Requiring certifications prevents nepotism
I won’t name names for obvious reasons, but I once worked in a government office where someone had attained a position without meeting the requirements. Her dad had connections, so she got the job. Once she got the job, she gathered dirt on people. That got her promoted.
She ended up working in an IT security office. She was not qualified for the job. One time when a system was giving a coworker trouble, she asked if he’d made sure the monitor was on. And she was very proud of herself for coming up with this suggestion. Rumor had it she hadn’t even finished high school, but there she was, in a job that required a master’s degree.
Once that agency started requiring certifications, it solved that problem. They had to move her somewhere else, since she had no hope of passing Security+, let alone CISSP or CISM.
Later in my career, I mentored a junior-level guy who was immensely talented. But he also had issues, including ethical issues. The difficulty he would have getting a security clearance should keep him out of government. I certainly hope it would. But requiring a certification provides another safety net, since the certification requires the holder to maintain a certain level of personal integrity.
But lots of smart people in security aren’t certified!
It’s true, there are people in the security field who aren’t certified. I know a guy who was the CISO of a Fortune 50 company who didn’t have any certifications at all, and he was rather proud of that fact. I also know it caused the company problems from time to time. Other companies were reluctant to do business with a company whose CISO didn’t even have Security+.

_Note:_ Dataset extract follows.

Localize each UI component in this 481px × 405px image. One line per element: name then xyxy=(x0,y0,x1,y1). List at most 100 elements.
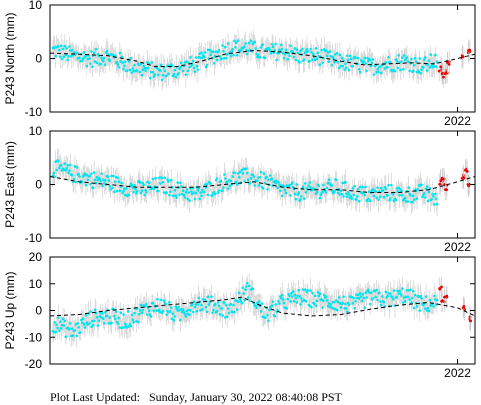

I know he doesn’t want any career advice from me, but I think he should break down and get at least one certification. Would anything on the test be news to him? I hope not. But not making your employer apologize for hiring you is always a good thing.
What does a certification prove?
Critics of certifications say that all a certification proves is that you can memorize enough facts long enough to pass a test. And a company I used to work for determined that you could become a CISSP by memorizing approximately 3,000 things. That place was a CISSP factory for a number of years, and I may have been one of their last. But even knowing those 3,000 things, when I took the test, there were plenty of things on it that weren’t in those questions. Knowing those 3,000 things might get you 70% of the answers, but I had to draw on a decade and a half of experience to answer the rest.
A mediocre CISSP memorizes a bunch of stuff, attends a trade show or two per year and takes the quizzes in the back of the organizational magazine to fulfill the continuing education requirements.
Sifting out the mediocre CISSPs and hiring the good ones is what the interview process should be for. For any job opening there should be at least two qualified candidates. The interviewer’s job is to find the better of the two.
I had considerable experience when I started studying for the CISSP. But I quickly learned not all of my experience was good experience. I had to unlearn and re-learn IT management structure, and who the proper IT decisionmakers are in a company. When you interview a CISSP, you know you’re talking to a person who’s been exposed to and tested on these things.
Why the government requires CISSP or Security+, concluded
By requiring Security+ or an equivalent for jobs at a certain level and CISSP or CISM for higher level jobs, the government has some control over what they get when they fill GS roles and roles on contracts. And I’ve found in my experience that people with the same certifications frequently work well together, because they share a common understanding about the systems they’re working on.
Requiring certifications means the government turns away people it might not necessarily need to turn away. It’s a trade-off. Working for the government generally means a certain amount of stability, in exchange for making a bit less money. If you want that stability, you’re going to need to be able to play by the rules, and part of that is getting the required certification.
If you want to be lone wolf and go without a certification, there are places that will hire you. They’ll probably pay you more too, once you prove yourself.